The Next Snake

With the latest major Python release, creator Guido van Rossum saw the opportunity to tidy up his famous scripting language. What is different about Python 3.0? In this article, I offer some highlights for Python programmers who are thinking about making the switch to 3.x.

The first important point is that version 3.0, which is also known as Python 3000 or Py3k, broke with an old tradition in that it is not downwardly compatible. According to von Rossum, "There is no requirement that Python 2.6 code will run unmodified on Python 3.0."

Python 2.6's main purpose is to take the pain out of switching versions. Many of Python 3.0's features were backported to Python 2.6. (A similar Python 2.7 version will accompany the recent Python 3.1 release.) In addition to these transitional 2.x versions, the 2to3 command-line tool supports programmers migrating code from Python 2.x to Python 3.x.

Quirks

Python has some quirks that have bugged van Rossum since the beginning of the millennium.
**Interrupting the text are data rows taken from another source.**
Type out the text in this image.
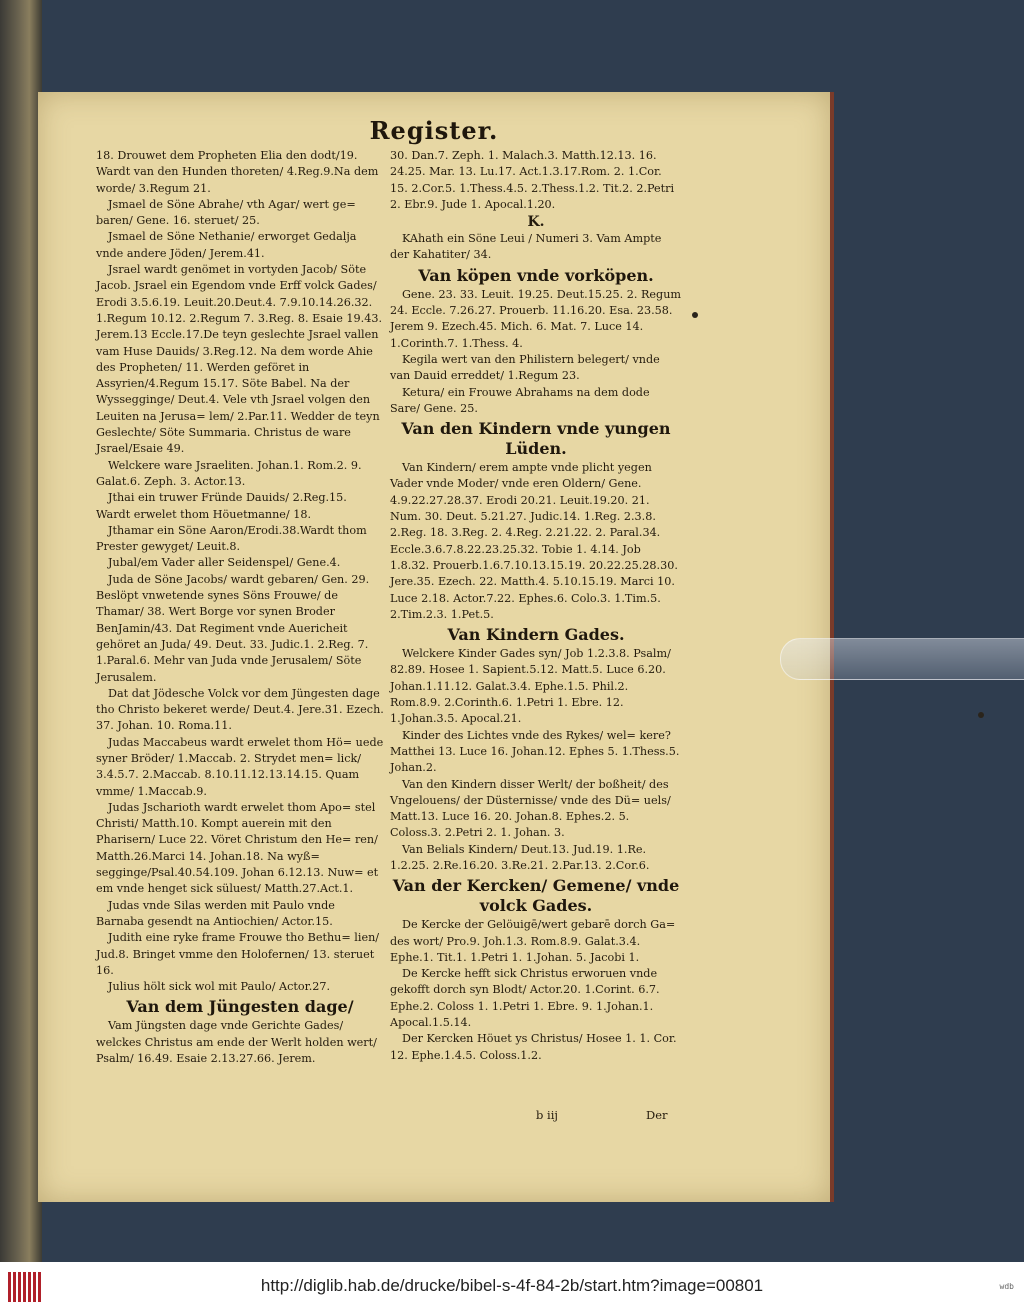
Register.

18. Drouwet dem Propheten Elia den dodt/19. Wardt van den Hunden thoreten/ 4.Reg.9.Na dem worde/ 3.Regum 21.

Jsmael de Söne Abrahe/ vth Agar/ wert ge= baren/ Gene. 16. steruet/ 25.

Jsmael de Söne Nethanie/ erworget Gedalja vnde andere Jöden/ Jerem.41.

Jsrael wardt genömet in vortyden Jacob/ Söte Jacob. Jsrael ein Egendom vnde Erff volck Gades/ Erodi 3.5.6.19. Leuit.20.Deut.4. 7.9.10.14.26.32. 1.Regum 10.12. 2.Regum 7. 3.Reg. 8. Esaie 19.43. Jerem.13 Eccle.17.De teyn geslechte Jsrael vallen vam Huse Dauids/ 3.Reg.12. Na dem worde Ahie des Propheten/ 11. Werden geföret in Assyrien/4.Regum 15.17. Söte Babel. Na der Wyssegginge/ Deut.4. Vele vth Jsrael volgen den Leuiten na Jerusa= lem/ 2.Par.11. Wedder de teyn Geslechte/ Söte Summaria. Christus de ware Jsrael/Esaie 49.

Welckere ware Jsraeliten. Johan.1. Rom.2. 9. Galat.6. Zeph. 3. Actor.13.

Jthai ein truwer Fründe Dauids/ 2.Reg.15. Wardt erwelet thom Höuetmanne/ 18.

Jthamar ein Söne Aaron/Erodi.38.Wardt thom Prester gewyget/ Leuit.8.

Jubal/em Vader aller Seidenspel/ Gene.4.

Juda de Söne Jacobs/ wardt gebaren/ Gen. 29. Beslöpt vnwetende synes Söns Frouwe/ de Thamar/ 38. Wert Borge vor synen Broder BenJamin/43. Dat Regiment vnde Auericheit gehöret an Juda/ 49. Deut. 33. Judic.1. 2.Reg. 7. 1.Paral.6. Mehr van Juda vnde Jerusalem/ Söte Jerusalem.

Dat dat Jödesche Volck vor dem Jüngesten dage tho Christo bekeret werde/ Deut.4. Jere.31. Ezech. 37. Johan. 10. Roma.11.

Judas Maccabeus wardt erwelet thom Hö= uede syner Bröder/ 1.Maccab. 2. Strydet men= lick/ 3.4.5.7. 2.Maccab. 8.10.11.12.13.14.15. Quam vmme/ 1.Maccab.9.

Judas Jscharioth wardt erwelet thom Apo= stel Christi/ Matth.10. Kompt auerein mit den Pharisern/ Luce 22. Vöret Christum den He= ren/ Matth.26.Marci 14. Johan.18. Na wyß= segginge/Psal.40.54.109. Johan 6.12.13. Nuw= et em vnde henget sick süluest/ Matth.27.Act.1.

Judas vnde Silas werden mit Paulo vnde Barnaba gesendt na Antiochien/ Actor.15.

Judith eine ryke frame Frouwe tho Bethu= lien/ Jud.8. Bringet vmme den Holofernen/ 13. steruet 16.

Julius hölt sick wol mit Paulo/ Actor.27.

Van dem Jüngesten dage/

Vam Jüngsten dage vnde Gerichte Gades/ welckes Christus am ende der Werlt holden wert/ Psalm/ 16.49. Esaie 2.13.27.66. Jerem.

30. Dan.7. Zeph. 1. Malach.3. Matth.12.13. 16. 24.25. Mar. 13. Lu.17. Act.1.3.17.Rom. 2. 1.Cor. 15. 2.Cor.5. 1.Thess.4.5. 2.Thess.1.2. Tit.2. 2.Petri 2. Ebr.9. Jude 1. Apocal.1.20.

K.

KAhath ein Söne Leui / Numeri 3. Vam Ampte der Kahatiter/ 34.

Van köpen vnde vorköpen.

Gene. 23. 33. Leuit. 19.25. Deut.15.25. 2. Regum 24. Eccle. 7.26.27. Prouerb. 11.16.20. Esa. 23.58. Jerem 9. Ezech.45. Mich. 6. Mat. 7. Luce 14. 1.Corinth.7. 1.Thess. 4.

Kegila wert van den Philistern belegert/ vnde van Dauid erreddet/ 1.Regum 23.

Ketura/ ein Frouwe Abrahams na dem dode Sare/ Gene. 25.

Van den Kindern vnde yungen Lüden.

Van Kindern/ erem ampte vnde plicht yegen Vader vnde Moder/ vnde eren Oldern/ Gene. 4.9.22.27.28.37. Erodi 20.21. Leuit.19.20. 21. Num. 30. Deut. 5.21.27. Judic.14. 1.Reg. 2.3.8. 2.Reg. 18. 3.Reg. 2. 4.Reg. 2.21.22. 2. Paral.34. Eccle.3.6.7.8.22.23.25.32. Tobie 1. 4.14. Job 1.8.32. Prouerb.1.6.7.10.13.15.19. 20.22.25.28.30. Jere.35. Ezech. 22. Matth.4. 5.10.15.19. Marci 10. Luce 2.18. Actor.7.22. Ephes.6. Colo.3. 1.Tim.5. 2.Tim.2.3. 1.Pet.5.

Van Kindern Gades.

Welckere Kinder Gades syn/ Job 1.2.3.8. Psalm/ 82.89. Hosee 1. Sapient.5.12. Matt.5. Luce 6.20. Johan.1.11.12. Galat.3.4. Ephe.1.5. Phil.2. Rom.8.9. 2.Corinth.6. 1.Petri 1. Ebre. 12. 1.Johan.3.5. Apocal.21.

Kinder des Lichtes vnde des Rykes/ wel= kere? Matthei 13. Luce 16. Johan.12. Ephes 5. 1.Thess.5. Johan.2.

Van den Kindern disser Werlt/ der boßheit/ des Vngelouens/ der Düsternisse/ vnde des Dü= uels/ Matt.13. Luce 16. 20. Johan.8. Ephes.2. 5. Coloss.3. 2.Petri 2. 1. Johan. 3.

Van Belials Kindern/ Deut.13. Jud.19. 1.Re. 1.2.25. 2.Re.16.20. 3.Re.21. 2.Par.13. 2.Cor.6.

Van der Kercken/ Gemene/ vnde volck Gades.

De Kercke der Gelöuigē/wert gebarē dorch Ga= des wort/ Pro.9. Joh.1.3. Rom.8.9. Galat.3.4. Ephe.1. Tit.1. 1.Petri 1. 1.Johan. 5. Jacobi 1.

De Kercke hefft sick Christus erworuen vnde gekofft dorch syn Blodt/ Actor.20. 1.Corint. 6.7. Ephe.2. Coloss 1. 1.Petri 1. Ebre. 9. 1.Johan.1. Apocal.1.5.14.

Der Kercken Höuet ys Christus/ Hosee 1. 1. Cor. 12. Ephe.1.4.5. Coloss.1.2.

b iij	Der
http://diglib.hab.de/drucke/bibel-s-4f-84-2b/start.htm?image=00801	wdb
With Python 3, he decided to sacrifice downward compatibility to remove these obstacles. The most blatant break with Python 2 is the syntactic change to print, which has mutated from a statement to a function; thus, parameters, now called keywords, are called in parentheses. This change is in line with Tim Peters' The Zen of Python: "Explicit is better than implicit." [1]. The new generic print syntax is print(*args, sep=' ', end='\n', file=sys.stdout), where args are the arguments, sep is the separator between the arguments, end is the end-of-line character, and file is the output medium.

Table 1 lists the syntax changes to the print function, including their default values. The advantage of the new version is not apparent until you take a closer look; the new print function now supports overloading. Listing 1 shows a print function that writes to standard output and to a logfile at the same time. To allow this to happen, the function instrumentalizes the built-in __builtins__.print function.

Doing no more than absolutely necessary is a virtue in many programming languages. Python 3 puts far more emphasis on lazy evaluation. Lists, dictionaries, or Python's functional building blocks no longer generate complete lists; they add just enough to support the evaluation of the output. Lazy evaluation thus saves memory and time.

The Python interpreter achieves this effect by returning only one iterable context that generates values on request. (This was what distinguished range and xrange in Python 2.) In Python 3, range acts like xrange, thus making the xrange function redundant.

The same applies to the functional building blocks map, filter, and zip. These functions have been replaced by their equivalents from the itertools library. For dictionaries, the resulting, iterable contexts are known as views. However, if the programmer needs the full expanded list, simple encapsulation of the iterable context by means of a list constructor, as shown in the following example, can help: list(range(11)) produces [0, 1, 2, 3, 4, 5, 6, 7, 8, 9, 10].

Division

That 1/2 == 0 shocks Python newcomers. This unusual feature is attributable to Python's C roots. Python 3 gets rid of this strange effect by differentiating between true division and floor division. Whereas in true division 1/2 == 0.5, floor division works like division in Python 2. The notation for floor division uses two slashes: 1//2 == 0.

In Python 2, programmers had to declare strings explicitly as Unicode strings. Python 3 strings are now implicitly Unicode. Python 3.0 only distinguishes between text and data. Text (str) relates to strings and is the same as Python 2 Unicode strings. Data (bytes) are 8-bit strings and the same as Python 2 strings. Python 3 developers need to declare data: b"8_bit_string". Table 2 gives an overview of the difference between Python 2 and 3.

The str.encode() and bytes.decode() functions are available to convert between data types. Programmers need this conversion in Python 3.0 when working with both data types; implicit type conversion no longer takes place. Programmers simply have to decide.

Syntactic Changes

Function annotations in Python 3 now allow programmers to bind metadata to a function. Decorators can then be added to the function in a second step; decorators automatically generate data from the metadata or perform type checking at run time.

The equivalent functions, sumOrig and sumMeta (Figure 1), show function declarations with and without metadata. The second function includes metadata for the signature and return value. This metadata can be referenced with the __annotations__ function attribute.

Figure 1: Function annotations bind metadata to a function.